Je présente mes respects au maître de la maison, à M. l’abbé d’Amfreville, à tutti quanti qui ont le bonheur d’être à la Rivière.

Buvez tous à ma santé : et vous, madame la présidente, soyez bien sobre, je vous en prie.

  1. Pâris-Duverney. Voyez la note de la page 91.
  2. Ces vers n’ont jamais été imprimés dans le texte du poëme.
  3. André-Hercule de Fleury, évêque de Fréjus, de 1698 à 1715 ; cardinal le 11 septembre 1720.

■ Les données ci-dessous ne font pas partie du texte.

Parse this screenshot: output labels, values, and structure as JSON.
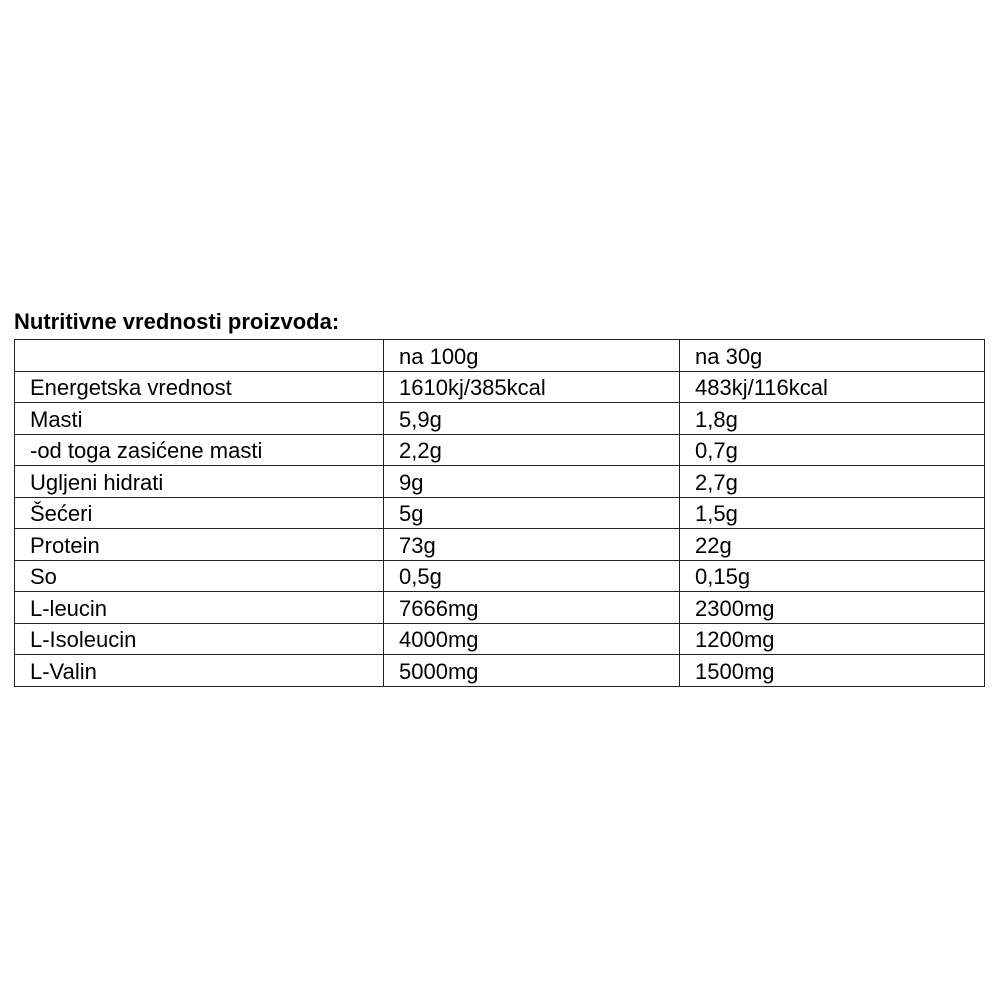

  4. De 1725 à 1727, Desfontaines a travaillé au Journal des Savants.
  5. Balthasar Gracian, jésuite espagnol désigné aussi sous le nom de Gratian, Gratien, ou Gracien, publia à Huesca, en 1037, sous le nom de son frère Laurent, l’ouvrage intitulé el Heroe, de Lorenço Gracian infanzon. Le Héros a été traduit en français par le P. Courbeville, et cette traduction ayant paru en 1725, c’est à elle que Voltaire doit faire allusion. (Cl.)
  6. Gilles-Bernard Raguet, protégé par Fleury, avait obtenu plusieurs bénéfices. Il fut directeur spirituel de la compagnie des Indes, et mourut âgé de quatre-vingt-un ans, en 1748. (Cl.)